How Python's GIL actually works (and when it bites you)
Hello, I'm Maneshwar. I'm building git-lrc, a Micro AI code reviewer that runs on every commit. It is free and source-available on Github. Star Us to help devs discover the project. Do give it a try and share your feedback for improving the product.
I remember the first time the GIL ruined my evening.
I was working on FreeDevTools and had a script that needed to parse, validate, and rewrite metadata for a few hundred thousand small markdown files and finally stores it into sqlite DB.
The bulk of my work was pure Python, a lot of looping, dictionary lookups, string concatenation, and small object churn. No NumPy, no Pillow, no native libraries doing the heavy lifting.
The single-threaded version was going to take forever, so I did what any reasonable person would do, I threw threads at it.
Eight worker threads. Should be a lot faster, right?
It was the same speed. Maybe a hair slower. I stared at the terminal for a solid minute thinking I'd done something wrong.
I had not done something wrong. I had met the GIL.
So what is it
GIL stands for Global Interpreter Lock.
The short version: it's a lock inside CPython (the standard Python you almost certainly use) that ensures only one thread executes Python bytecode at a time, within a single interpreter.
That word "bytecode" is doing a lot of work, and we'll come back to it.
For now, the simple version is: even if your laptop has 16 cores and you spin up 50 threads, only one of those threads is running Python code at any given instant. The rest are waiting their turn.
The threads do take turns.
CPython periodically gives other waiting threads a chance to acquire the GIL (the interval is 5 ms by default, tunable via sys.setswitchinterval()).

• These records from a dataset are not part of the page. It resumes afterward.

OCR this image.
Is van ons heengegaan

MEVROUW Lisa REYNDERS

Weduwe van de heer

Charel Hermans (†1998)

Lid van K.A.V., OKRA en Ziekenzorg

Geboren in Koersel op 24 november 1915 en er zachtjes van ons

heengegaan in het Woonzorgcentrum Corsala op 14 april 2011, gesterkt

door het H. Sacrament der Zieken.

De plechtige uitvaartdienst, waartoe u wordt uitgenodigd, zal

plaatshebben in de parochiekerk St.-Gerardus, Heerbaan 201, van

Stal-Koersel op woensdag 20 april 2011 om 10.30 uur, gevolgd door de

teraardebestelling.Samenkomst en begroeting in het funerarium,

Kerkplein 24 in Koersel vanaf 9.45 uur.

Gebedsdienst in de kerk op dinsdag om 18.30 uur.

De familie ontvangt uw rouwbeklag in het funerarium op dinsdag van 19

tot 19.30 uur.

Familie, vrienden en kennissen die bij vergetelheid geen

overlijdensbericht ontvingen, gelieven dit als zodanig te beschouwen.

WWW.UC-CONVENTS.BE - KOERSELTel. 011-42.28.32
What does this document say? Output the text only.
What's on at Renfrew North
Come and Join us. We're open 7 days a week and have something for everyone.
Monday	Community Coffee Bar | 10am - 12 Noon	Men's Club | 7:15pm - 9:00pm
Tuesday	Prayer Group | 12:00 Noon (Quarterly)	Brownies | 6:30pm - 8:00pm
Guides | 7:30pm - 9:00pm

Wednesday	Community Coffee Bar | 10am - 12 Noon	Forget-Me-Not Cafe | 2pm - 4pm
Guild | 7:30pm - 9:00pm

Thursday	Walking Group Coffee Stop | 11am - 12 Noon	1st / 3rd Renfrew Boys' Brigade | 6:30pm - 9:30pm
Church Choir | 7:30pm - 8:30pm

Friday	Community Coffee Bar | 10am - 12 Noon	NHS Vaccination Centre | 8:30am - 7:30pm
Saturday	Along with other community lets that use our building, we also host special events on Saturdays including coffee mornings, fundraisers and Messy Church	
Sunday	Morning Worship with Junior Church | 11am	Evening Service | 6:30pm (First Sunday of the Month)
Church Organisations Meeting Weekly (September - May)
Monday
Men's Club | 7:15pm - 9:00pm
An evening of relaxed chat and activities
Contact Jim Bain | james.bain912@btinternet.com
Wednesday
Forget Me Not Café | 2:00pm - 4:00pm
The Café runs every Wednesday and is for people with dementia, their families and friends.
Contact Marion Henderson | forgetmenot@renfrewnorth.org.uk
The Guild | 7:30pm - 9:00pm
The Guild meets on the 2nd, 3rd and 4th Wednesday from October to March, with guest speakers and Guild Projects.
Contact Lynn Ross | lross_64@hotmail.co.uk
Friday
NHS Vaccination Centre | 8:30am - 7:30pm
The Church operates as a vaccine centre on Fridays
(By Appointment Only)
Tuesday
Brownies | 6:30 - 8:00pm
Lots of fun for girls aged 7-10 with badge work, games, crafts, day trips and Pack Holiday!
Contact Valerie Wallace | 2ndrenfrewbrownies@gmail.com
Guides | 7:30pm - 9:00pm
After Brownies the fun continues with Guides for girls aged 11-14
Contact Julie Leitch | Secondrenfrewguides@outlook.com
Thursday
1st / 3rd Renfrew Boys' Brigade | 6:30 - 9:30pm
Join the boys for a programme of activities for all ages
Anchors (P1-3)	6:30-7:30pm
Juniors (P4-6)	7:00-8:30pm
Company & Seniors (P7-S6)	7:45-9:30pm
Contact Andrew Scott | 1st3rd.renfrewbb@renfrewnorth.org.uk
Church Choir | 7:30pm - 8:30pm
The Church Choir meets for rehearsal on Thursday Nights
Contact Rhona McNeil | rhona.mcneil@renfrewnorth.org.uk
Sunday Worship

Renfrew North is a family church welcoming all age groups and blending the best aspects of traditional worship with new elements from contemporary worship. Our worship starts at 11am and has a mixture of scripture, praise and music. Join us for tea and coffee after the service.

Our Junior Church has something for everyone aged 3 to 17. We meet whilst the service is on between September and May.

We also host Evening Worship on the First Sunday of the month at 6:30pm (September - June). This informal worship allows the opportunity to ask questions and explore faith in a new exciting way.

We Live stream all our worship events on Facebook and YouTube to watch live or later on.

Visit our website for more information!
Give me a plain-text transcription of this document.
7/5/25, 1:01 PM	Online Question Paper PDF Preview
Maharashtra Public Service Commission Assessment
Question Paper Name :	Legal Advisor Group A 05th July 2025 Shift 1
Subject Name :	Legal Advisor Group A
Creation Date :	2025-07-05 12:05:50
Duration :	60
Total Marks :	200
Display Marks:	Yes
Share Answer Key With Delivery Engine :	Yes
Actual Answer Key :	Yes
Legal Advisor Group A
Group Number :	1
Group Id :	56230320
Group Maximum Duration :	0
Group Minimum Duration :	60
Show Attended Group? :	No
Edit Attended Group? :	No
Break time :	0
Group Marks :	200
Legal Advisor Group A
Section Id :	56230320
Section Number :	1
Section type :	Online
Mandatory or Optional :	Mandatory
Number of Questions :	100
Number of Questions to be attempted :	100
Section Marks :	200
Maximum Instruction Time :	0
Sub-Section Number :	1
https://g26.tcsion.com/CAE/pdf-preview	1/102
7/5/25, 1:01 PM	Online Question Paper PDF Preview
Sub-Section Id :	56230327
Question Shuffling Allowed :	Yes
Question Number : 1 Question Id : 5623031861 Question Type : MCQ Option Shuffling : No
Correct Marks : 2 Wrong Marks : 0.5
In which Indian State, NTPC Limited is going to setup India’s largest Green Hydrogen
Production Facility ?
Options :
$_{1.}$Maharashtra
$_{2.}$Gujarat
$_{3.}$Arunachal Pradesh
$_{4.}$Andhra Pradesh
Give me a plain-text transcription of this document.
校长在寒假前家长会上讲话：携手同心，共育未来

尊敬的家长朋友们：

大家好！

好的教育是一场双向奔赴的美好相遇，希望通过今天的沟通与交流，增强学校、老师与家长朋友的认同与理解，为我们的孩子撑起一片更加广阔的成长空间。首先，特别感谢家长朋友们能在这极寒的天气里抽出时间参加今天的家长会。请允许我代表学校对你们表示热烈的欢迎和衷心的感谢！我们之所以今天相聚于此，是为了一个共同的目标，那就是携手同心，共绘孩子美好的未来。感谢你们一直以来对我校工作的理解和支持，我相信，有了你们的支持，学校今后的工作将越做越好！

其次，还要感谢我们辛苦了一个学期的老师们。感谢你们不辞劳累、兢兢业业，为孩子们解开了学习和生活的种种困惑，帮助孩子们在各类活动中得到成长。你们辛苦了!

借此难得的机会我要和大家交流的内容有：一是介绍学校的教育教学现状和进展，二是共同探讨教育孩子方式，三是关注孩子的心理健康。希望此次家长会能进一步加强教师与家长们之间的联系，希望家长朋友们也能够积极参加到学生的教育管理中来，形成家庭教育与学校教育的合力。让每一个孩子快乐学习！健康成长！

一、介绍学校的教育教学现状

The actual handoff happens at the next safe point in the bytecode evaluation loop, so things look concurrent, even though no two threads are executing Python in parallel.
An analogy: you can hire ten cooks, but if there's only one knife, nine of them are watching the tenth one chop onions. They can rotate, but they can't chop simultaneously (Unless one of the cooks leaves the kitchen to wait for ingredients, which is roughly what happens during blocking I/O.)
One important caveat before we go further: the GIL is a CPython thing.
Other Python runtimes like Jython and IronPython don't use the same GIL model, and modern CPython now also ships an experimental free-threaded build.
When people say "Python has a GIL," they really mean "the most common Python implementation has a GIL."
Why does this exist
Not because anyone was lazy. The GIL is a real engineering tradeoff.
Python primarily manages memory with reference counting, plus a cyclic garbage collector for reference cycles.
Every variable assignment, every function call, every time you stuff something into a list, there's a counter being incremented or decremented in the background.
If two threads update those counters simultaneously without coordination, you get race conditions, and race conditions in memory management lead to crashes and corrupted data.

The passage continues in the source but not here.